The last thing we want is a world where every company across every industry cedes its value to a handful of models that consume everything they see. If all value ends up being captured by a few models, the political and economic structure simply won't tolerate that outcome. An AI future that hollows out entire industries cannot obtain social license.

Think about what happened in the first phase of globalization: entire industrial economies were hollowed out by outsourcing. On the surface, GDP numbers looked okay, but the real industrial transfer and job displacement were real, and their consequences are still being felt. We must not replicate this dynamic in the AI era – letting a few AI systems capture all the economic returns while the knowledge of entire industries is commoditized and hollowed out beneath them.

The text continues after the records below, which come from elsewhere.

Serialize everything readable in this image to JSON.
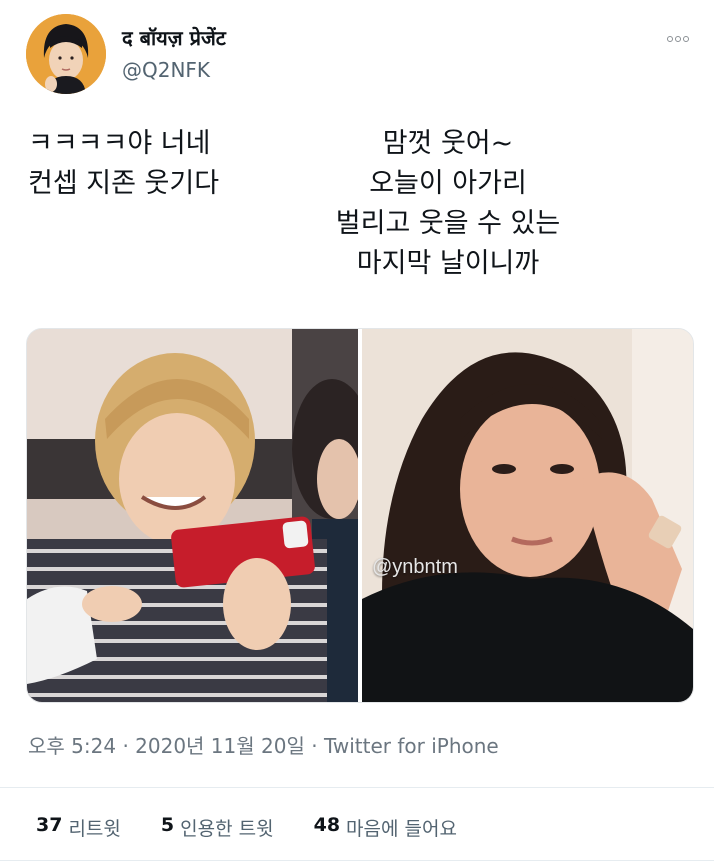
{
  "author": {
    "display_name": "द बॉयज़ प्रेजेंट",
    "handle": "@Q2NFK"
  },
  "tweet": {
    "text_left": [
      "ㅋㅋㅋㅋ야 너네",
      "컨셉 지존 웃기다"
    ],
    "text_right": [
      "맘껏 웃어~",
      "오늘이 아가리",
      "벌리고 웃을 수 있는",
      "마지막 날이니까"
    ],
    "watermark": "@ynbntm"
  },
  "meta": {
    "time": "오후 5:24",
    "separator": "·",
    "date": "2020년 11월 20일",
    "source": "Twitter for iPhone"
  },
  "stats": {
    "retweets_count": "37",
    "retweets_label": "리트윗",
    "quotes_count": "5",
    "quotes_label": "인용한 트윗",
    "likes_count": "48",
    "likes_label": "마음에 들어요"
  },
  "icons": {
    "more": "more-options-icon"
  }
}
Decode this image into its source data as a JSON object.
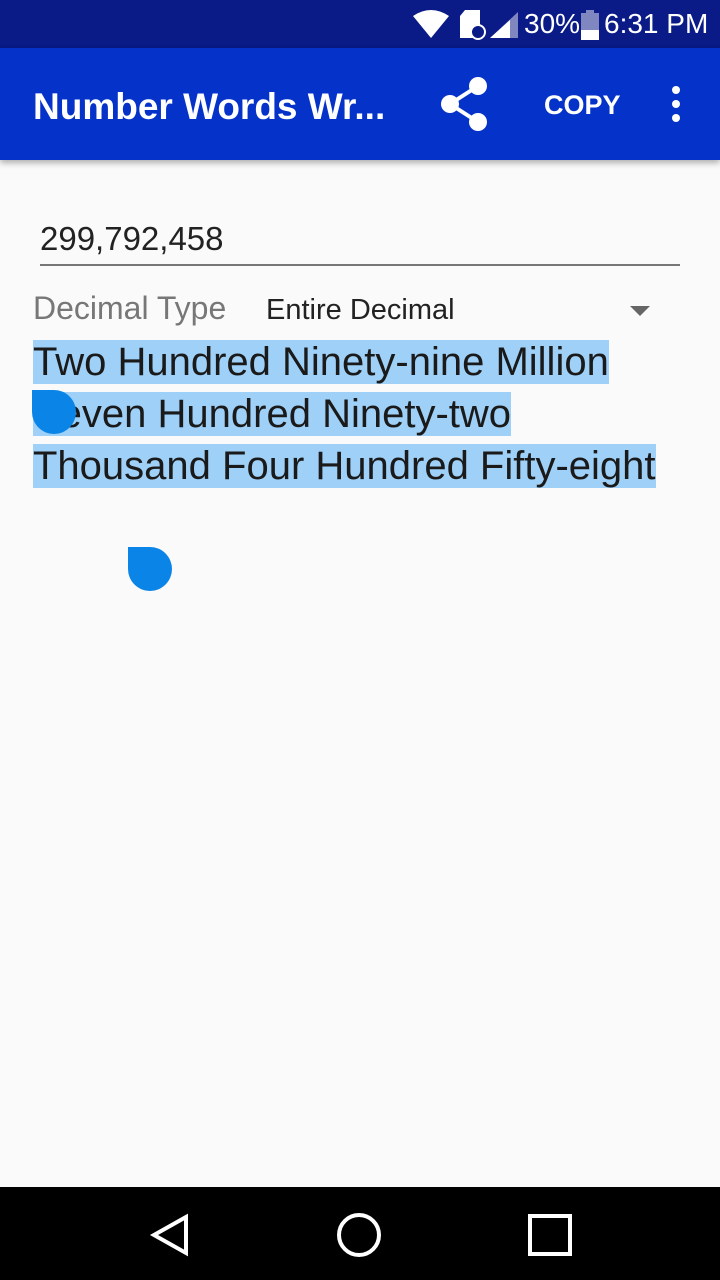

In my view, our priority must be to build a frontier ecosystem, not just a frontier model. Only then can value flow broadly to every company, every industry, and every nation. In such an ecosystem, every organization can possess its own learning loop, encode its institutional knowledge, and let human capital and token capital compound together.

This is also the platform spirit I've always believed in: the value created on top of the platform should be greater than the value captured by the platform itself; every company should be able to continuously innovate and create its own value.

When this is achieved, companies will create value for themselves and for the economic environment they operate in. The expertise of employees will be amplified, their judgment will become part of the system, replicable and scalable, and these gains will flow back to the company and its surrounding community.

This is how companies create value for themselves and the broader economy. This is the stable equilibrium we should collectively build.